Virological tests detected the presence of SARS-CoV-2 RNA in the lungs in 100% of cases and in 75% of cases in the pharynx. 50% of patients had moderate viremia (<4 × 104 copies/ml) with detections in other tissues (heart, liver, or kidney) at concentrations exceeding viremia. 25% of patients had detectable viral RNA in the brain and saphenous vein.

Takeaways

  • The clinical data for COVID-19 are consistent with those reported in autopsies of patients who died from the infection: bilateral pulmonary infiltrates and thromboembolic diseases found in the 12 autopsies performed.
  • Even postmortem and at least up to 5 days after death, the SARS-CoV-2 RNA remains detectable with moderate viremia in the lungs (100% of cases). It is also frequently found in the pharynx and sometimes in the heart, liver or kidneys.

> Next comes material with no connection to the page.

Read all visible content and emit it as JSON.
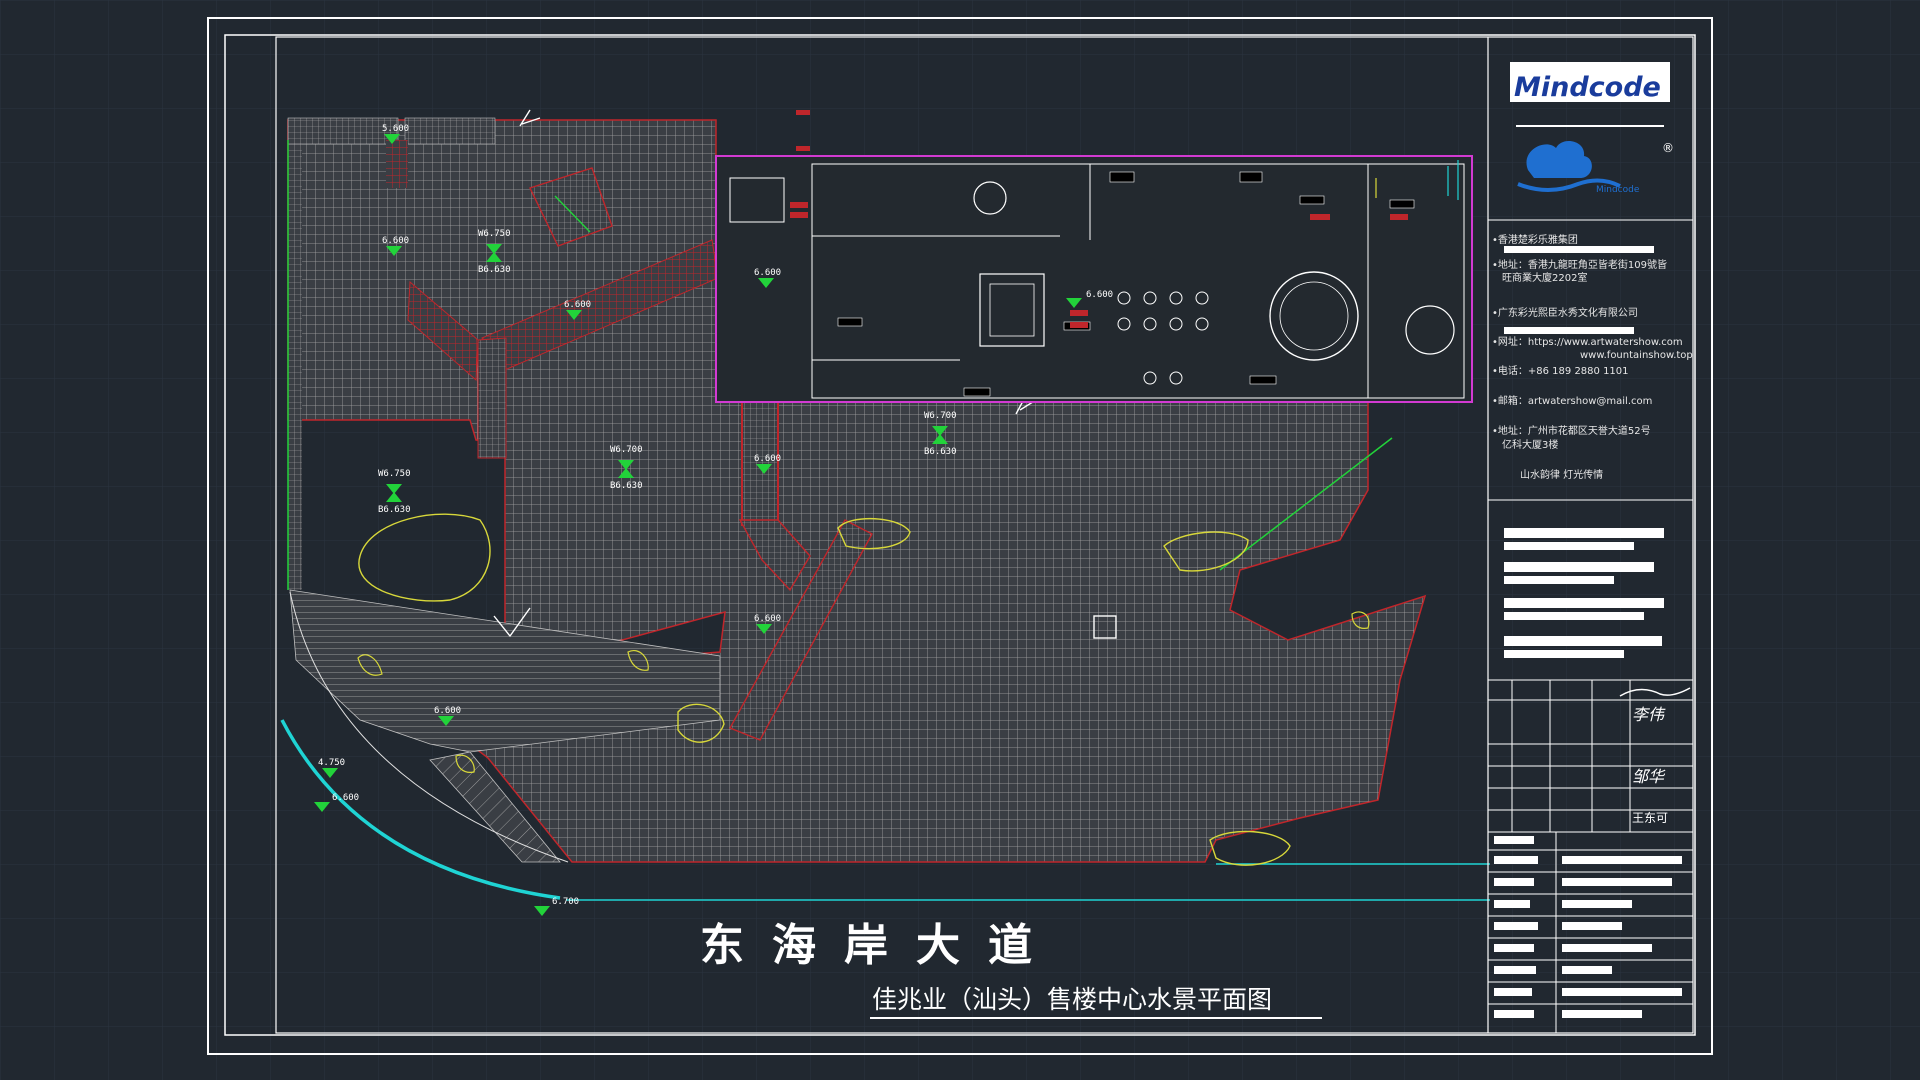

Strength of evidence Moderate

Cohort study with prospective, consecutive and systematic recruitment of all patients with confirmed SARS-CoV-2 infection
- Satisfactory autopsy protocol and good virological tests
- Consistent results
- But low numbers (n=12)
- No evidence of the infectious risk represented by this moderate post-mortem viremia.

Objectives

Validate and compare COVID-19 clinical data with medical autopsy, virtual autopsy, and virological test data.

Method

  • Prospective, consecutive, and comprehensive cohort study with autopsies of all patients who died in the Hamburg area who had previously tested positive for CoV-2-SARS by PCR.
  • Postmortem whole-body CT scan performed prior to full autopsy, with the necessary protective measures in place
  • The time between examination and death ranged from 1 to 5 days.
  • Multiple organ harvesting for histological purposes with 4% formalin fixation and HES staining
  • Virological tests by PCR performed on cardiac, pulmonary, hepatic, renal, pharyngeal, superficial vein, and venous peripheral blood samples.